"Yes, you know it is. You pulled down that wall yourself and then to escape getting in trouble with your father you blamed us for it," snapped Herc.
The bully's face twitched. He grew pale with anger and his rage was none the less because he knew Herc's charges to be true.
"Call me a liar, will you?" he gritted out, springing at Ned with considerable agility, considering his hulking frame and general appearance of clumsy strength.
"Take that!"
Smack!
The bully's big hand landed fair on Ned's cheek, bruising it and raising an angry crimson mark.
Unwilling as Ned was to fight in such a place, the insult was too maddening to be allowed to go unnoticed by any one but an arrant coward; and Ned was far from being that.

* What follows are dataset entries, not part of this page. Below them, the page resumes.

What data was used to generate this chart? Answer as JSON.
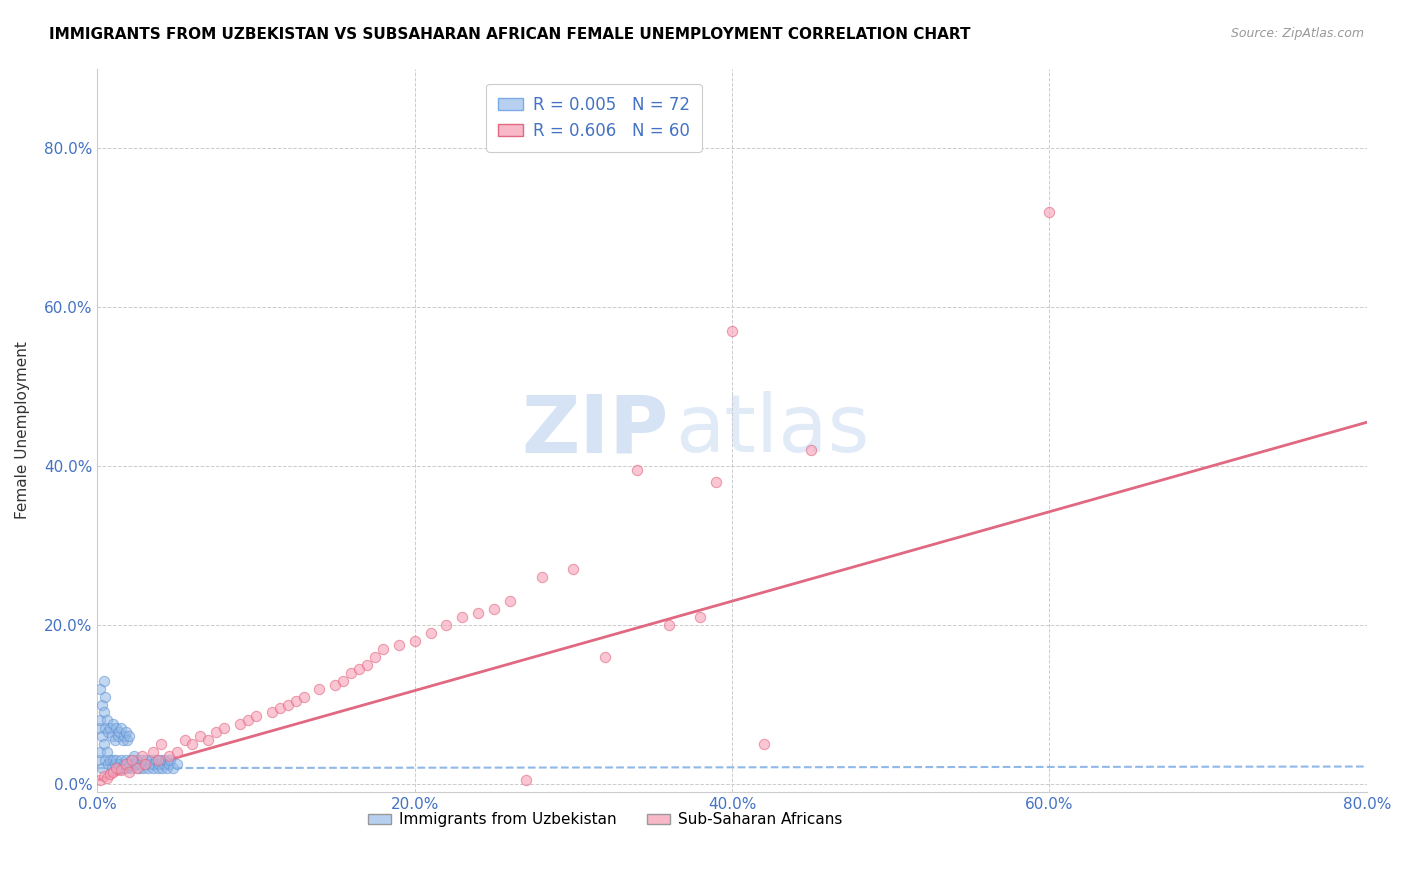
{
  "title": "IMMIGRANTS FROM UZBEKISTAN VS SUBSAHARAN AFRICAN FEMALE UNEMPLOYMENT CORRELATION CHART",
  "source": "Source: ZipAtlas.com",
  "ylabel": "Female Unemployment",
  "xlabel": "",
  "xlim": [
    0.0,
    0.8
  ],
  "ylim": [
    -0.01,
    0.9
  ],
  "yticks": [
    0.0,
    0.2,
    0.4,
    0.6,
    0.8
  ],
  "xticks": [
    0.0,
    0.2,
    0.4,
    0.6,
    0.8
  ],
  "watermark_zip": "ZIP",
  "watermark_atlas": "atlas",
  "legend_entries": [
    {
      "label_r": "R = 0.005",
      "label_n": "N = 72",
      "color": "#b8d0f0"
    },
    {
      "label_r": "R = 0.606",
      "label_n": "N = 60",
      "color": "#f8b8c8"
    }
  ],
  "bottom_legend": [
    {
      "label": "Immigrants from Uzbekistan",
      "color": "#b8d0f0"
    },
    {
      "label": "Sub-Saharan Africans",
      "color": "#f8b8c8"
    }
  ],
  "uzbek_scatter": {
    "x": [
      0.001,
      0.001,
      0.002,
      0.002,
      0.002,
      0.003,
      0.003,
      0.003,
      0.004,
      0.004,
      0.004,
      0.005,
      0.005,
      0.005,
      0.006,
      0.006,
      0.007,
      0.007,
      0.008,
      0.008,
      0.009,
      0.009,
      0.01,
      0.01,
      0.011,
      0.011,
      0.012,
      0.012,
      0.013,
      0.013,
      0.014,
      0.014,
      0.015,
      0.015,
      0.016,
      0.016,
      0.017,
      0.017,
      0.018,
      0.018,
      0.019,
      0.019,
      0.02,
      0.02,
      0.021,
      0.022,
      0.023,
      0.024,
      0.025,
      0.026,
      0.027,
      0.028,
      0.029,
      0.03,
      0.031,
      0.032,
      0.033,
      0.034,
      0.035,
      0.036,
      0.037,
      0.038,
      0.039,
      0.04,
      0.041,
      0.042,
      0.043,
      0.044,
      0.045,
      0.046,
      0.048,
      0.05
    ],
    "y": [
      0.03,
      0.07,
      0.04,
      0.08,
      0.12,
      0.02,
      0.06,
      0.1,
      0.05,
      0.09,
      0.13,
      0.03,
      0.07,
      0.11,
      0.04,
      0.08,
      0.025,
      0.065,
      0.03,
      0.07,
      0.02,
      0.06,
      0.03,
      0.075,
      0.025,
      0.055,
      0.03,
      0.07,
      0.02,
      0.06,
      0.025,
      0.065,
      0.03,
      0.07,
      0.02,
      0.055,
      0.025,
      0.06,
      0.03,
      0.065,
      0.02,
      0.055,
      0.025,
      0.06,
      0.03,
      0.02,
      0.035,
      0.025,
      0.03,
      0.02,
      0.025,
      0.03,
      0.02,
      0.025,
      0.03,
      0.02,
      0.025,
      0.03,
      0.02,
      0.025,
      0.03,
      0.02,
      0.025,
      0.03,
      0.02,
      0.025,
      0.03,
      0.02,
      0.025,
      0.03,
      0.02,
      0.025
    ],
    "color": "#90b8e8",
    "edge_color": "#6090d0",
    "size": 55,
    "alpha": 0.55
  },
  "subsaharan_scatter": {
    "x": [
      0.002,
      0.004,
      0.006,
      0.008,
      0.01,
      0.012,
      0.015,
      0.018,
      0.02,
      0.022,
      0.025,
      0.028,
      0.03,
      0.035,
      0.038,
      0.04,
      0.045,
      0.05,
      0.055,
      0.06,
      0.065,
      0.07,
      0.075,
      0.08,
      0.09,
      0.095,
      0.1,
      0.11,
      0.115,
      0.12,
      0.125,
      0.13,
      0.14,
      0.15,
      0.155,
      0.16,
      0.165,
      0.17,
      0.175,
      0.18,
      0.19,
      0.2,
      0.21,
      0.22,
      0.23,
      0.24,
      0.25,
      0.26,
      0.27,
      0.28,
      0.3,
      0.32,
      0.34,
      0.36,
      0.38,
      0.39,
      0.4,
      0.42,
      0.45,
      0.6
    ],
    "y": [
      0.005,
      0.01,
      0.008,
      0.012,
      0.015,
      0.02,
      0.018,
      0.025,
      0.015,
      0.03,
      0.02,
      0.035,
      0.025,
      0.04,
      0.03,
      0.05,
      0.035,
      0.04,
      0.055,
      0.05,
      0.06,
      0.055,
      0.065,
      0.07,
      0.075,
      0.08,
      0.085,
      0.09,
      0.095,
      0.1,
      0.105,
      0.11,
      0.12,
      0.125,
      0.13,
      0.14,
      0.145,
      0.15,
      0.16,
      0.17,
      0.175,
      0.18,
      0.19,
      0.2,
      0.21,
      0.215,
      0.22,
      0.23,
      0.005,
      0.26,
      0.27,
      0.16,
      0.395,
      0.2,
      0.21,
      0.38,
      0.57,
      0.05,
      0.42,
      0.72
    ],
    "color": "#f8a0b8",
    "edge_color": "#e06880",
    "size": 55,
    "alpha": 0.6
  },
  "uzbek_trend": {
    "x": [
      0.0,
      0.8
    ],
    "y": [
      0.02,
      0.022
    ],
    "color": "#90b8e8",
    "linestyle": "dashed",
    "linewidth": 1.5
  },
  "subsaharan_trend": {
    "x": [
      0.0,
      0.8
    ],
    "y": [
      0.005,
      0.455
    ],
    "color": "#e06880",
    "linestyle": "solid",
    "linewidth": 2.0
  },
  "grid_color": "#cccccc",
  "background_color": "#ffffff",
  "title_fontsize": 11,
  "tick_label_color": "#4472c4",
  "ylabel_color": "#333333"
}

Before Hank had gathered himself together from the force of his unexpected blow, the quiet Ned was transformed from his usual docile self, into a formidable antagonist. His eyes blazed with anger as he crouched into a boxing posture for a breath, and then lunged full at Hank Harkins, who met the lighter lad's onslaught with a defiant sneer.
So quickly had it all happened that no one had had time to say a word, much less to interfere. Paul Stevens, the owner of the store, was out in the granary at the back helping a farmer get a load of oats onto his wagon.
The loungers, nothing averse to having the monotony of their unceasing discussions of the crops and politics interrupted in such dramatic fashion, fell back to give the battlers room. Not one of them, however, dreamed of but one issue to the battle and that was that Ned Strong was in for a terrible thrashing; but, as the seconds slipped by, and several blows had been exchanged between the two, it began to appear that Ned was not going to prove such an easy prey as had at first seemed manifest.